Overall, child workers may be less likely than adults to speak up against dangerous, unfair, or hostile work environments, which increases their vulnerability to exploitation and injury.
Policy recommendations
Hired child farmworkers experience educational disruptions, hazardous conditions, injuries, and are likely more vulnerable to exploitation than adults. As a result, the research partners recommend several steps to improve health and safety outcomes for child farmworkers:
- Congress and the U.S. Department of Labor should re-evaluate agricultural exemptions from child labor laws in the context of 21st century agriculture. These laws date back to the Fair Labor Standards Act of 1938. Doing so would promote more dialogue about whether and how to apply the same child labor protections to agriculture as exist in every other industry.
- The N.C. Department of Labor should better enforce existing safety laws and standards in order to better protect child workers.

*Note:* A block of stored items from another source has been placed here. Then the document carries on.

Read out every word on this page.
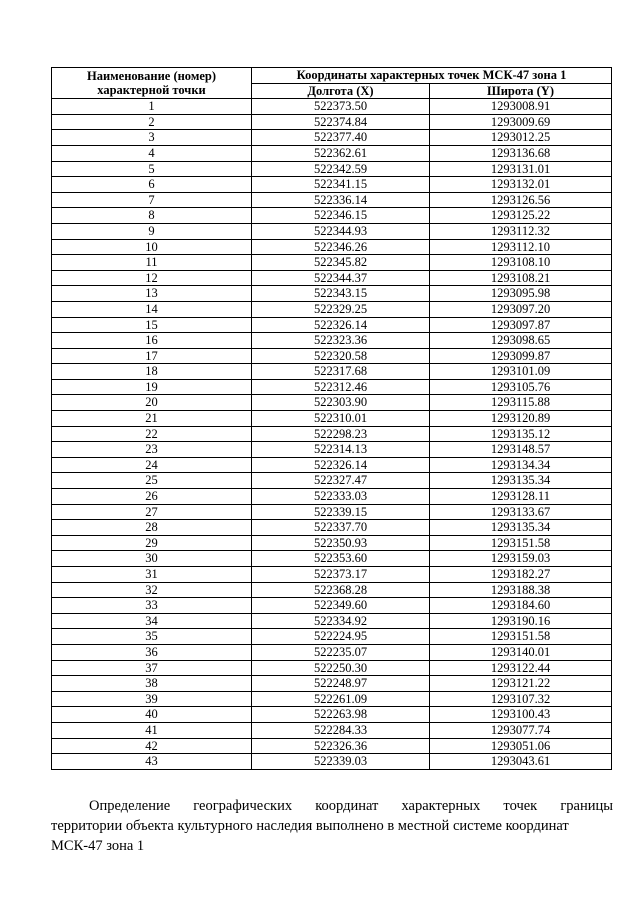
Наименование (номер) характерной точки	Координаты характерных точек МСК-47 зона 1	
	Долгота (X)	Широта (Y)
1	522373.50	1293008.91
2	522374.84	1293009.69
3	522377.40	1293012.25
4	522362.61	1293136.68
5	522342.59	1293131.01
6	522341.15	1293132.01
7	522336.14	1293126.56
8	522346.15	1293125.22
9	522344.93	1293112.32
10	522346.26	1293112.10
11	522345.82	1293108.10
12	522344.37	1293108.21
13	522343.15	1293095.98
14	522329.25	1293097.20
15	522326.14	1293097.87
16	522323.36	1293098.65
17	522320.58	1293099.87
18	522317.68	1293101.09
19	522312.46	1293105.76
20	522303.90	1293115.88
21	522310.01	1293120.89
22	522298.23	1293135.12
23	522314.13	1293148.57
24	522326.14	1293134.34
25	522327.47	1293135.34
26	522333.03	1293128.11
27	522339.15	1293133.67
28	522337.70	1293135.34
29	522350.93	1293151.58
30	522353.60	1293159.03
31	522373.17	1293182.27
32	522368.28	1293188.38
33	522349.60	1293184.60
34	522334.92	1293190.16
35	522224.95	1293151.58
36	522235.07	1293140.01
37	522250.30	1293122.44
38	522248.97	1293121.22
39	522261.09	1293107.32
40	522263.98	1293100.43
41	522284.33	1293077.74
42	522326.36	1293051.06
43	522339.03	1293043.61
Определение географических координат характерных точек границы
территории объекта культурного наследия выполнено в местной системе координат
МСК-47 зона 1
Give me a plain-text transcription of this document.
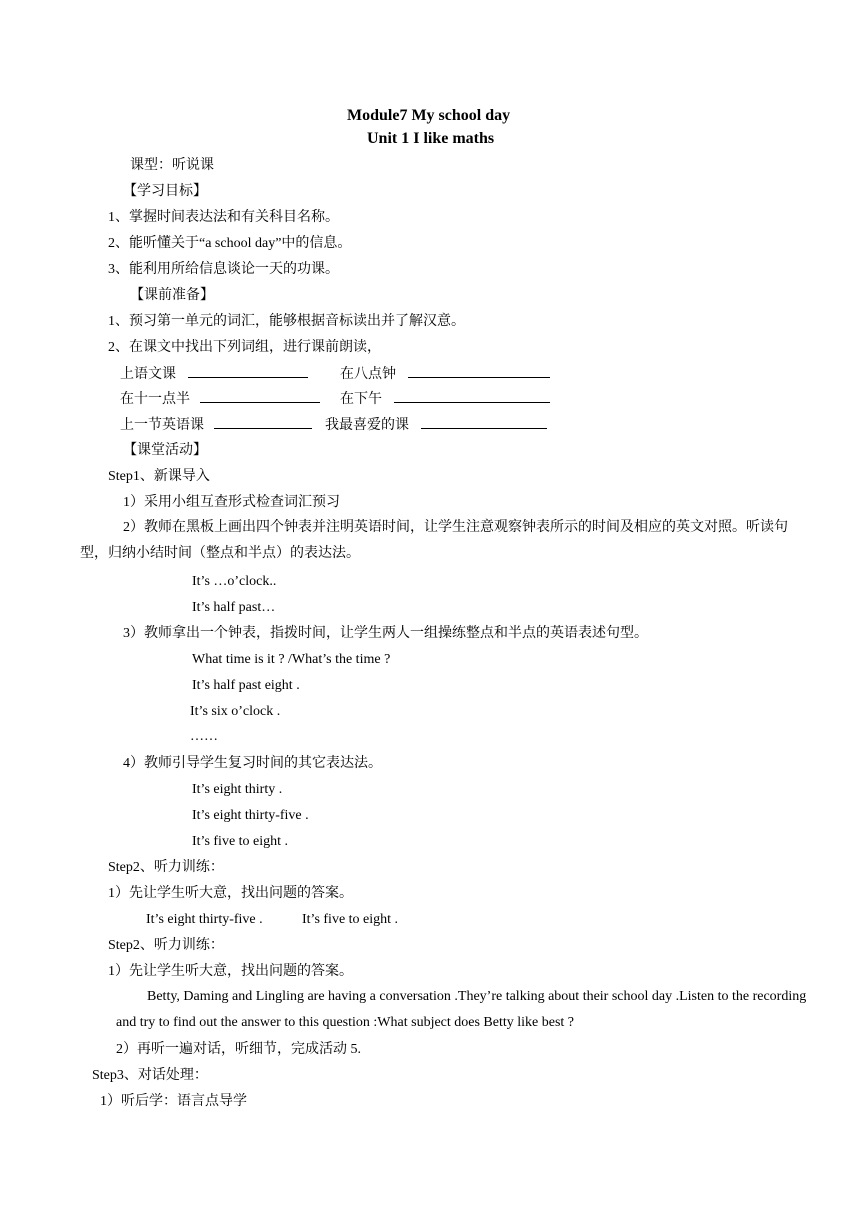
Module7 My school day
Unit 1 I like maths
课型：听说课
【学习目标】
1、掌握时间表达法和有关科目名称。
2、能听懂关于“a school day”中的信息。
3、能利用所给信息谈论一天的功课。
【课前准备】
1、预习第一单元的词汇，能够根据音标读出并了解汉意。
2、在课文中找出下列词组，进行课前朗读，
上语文课	在八点钟
在十一点半	在下午
上一节英语课	我最喜爱的课
【课堂活动】
Step1、新课导入
1）采用小组互查形式检查词汇预习
2）教师在黑板上画出四个钟表并注明英语时间，让学生注意观察钟表所示的时间及相应的英文对照。听读句型，归纳小结时间（整点和半点）的表达法。
It’s …o’clock..
It’s half past…
3）教师拿出一个钟表，指拨时间，让学生两人一组操练整点和半点的英语表述句型。
What time is it ? /What’s the time ?
It’s half past eight .
It’s six o’clock .
……
4）教师引导学生复习时间的其它表达法。
It’s eight thirty .
It’s eight thirty-five .
It’s five to eight .
Step2、听力训练：
1）先让学生听大意，找出问题的答案。
It’s eight thirty-five .	It’s five to eight .
Step2、听力训练：
1）先让学生听大意，找出问题的答案。
Betty, Daming and Lingling are having a conversation .They’re talking about their school day .Listen to the recording and try to find out the answer to this question :What subject does Betty like best ?
2）再听一遍对话，听细节，完成活动 5.
Step3、对话处理：
1）听后学：语言点导学
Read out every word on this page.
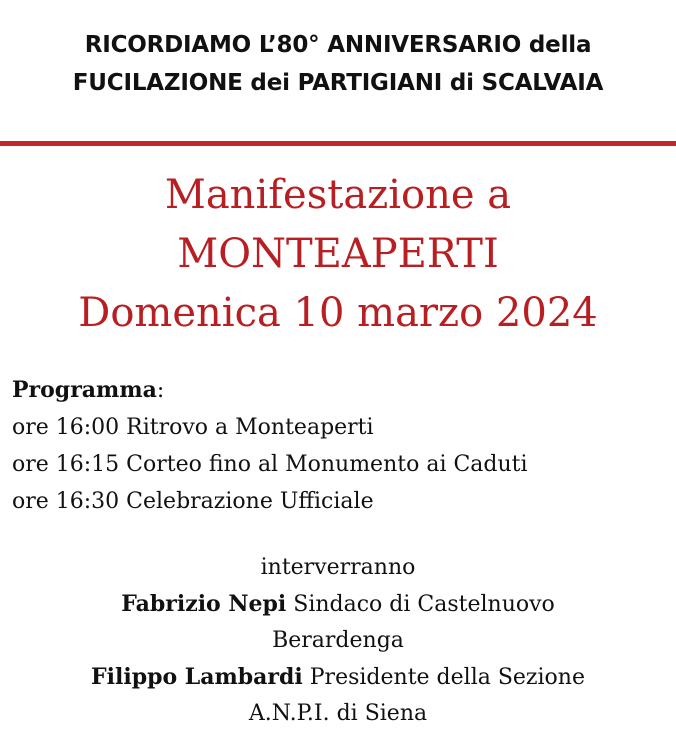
RICORDIAMO L’80° ANNIVERSARIO della
FUCILAZIONE dei PARTIGIANI di SCALVAIA
Manifestazione a
MONTEAPERTI
Domenica 10 marzo 2024
Programma:
ore 16:00 Ritrovo a Monteaperti
ore 16:15 Corteo fino al Monumento ai Caduti
ore 16:30 Celebrazione Ufficiale
interverranno
Fabrizio Nepi Sindaco di Castelnuovo
Berardenga
Filippo Lambardi Presidente della Sezione
A.N.P.I. di Siena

- Several state and federal agencies conduct educational programs that serve farmworker families. These should be properly funded in order to meet the unique needs of this population.
- Congress should consider larger, more comprehensive reforms, including immigration reform and living wages for farmworkers. These would address some of the root causes of agricultural child labor.
Next time you pick up a tomato in the grocery store, consider the hands — possibly a child’s — that picked it. If you want to get involved in efforts to ensure protections for children, several local and national organizations are working on addressing agricultural child labor. These include: Student Action with Farmworkers, NC FIELD, Association of Farmworker Opportunity Programs (AFOP), and the Child Labor Coalition.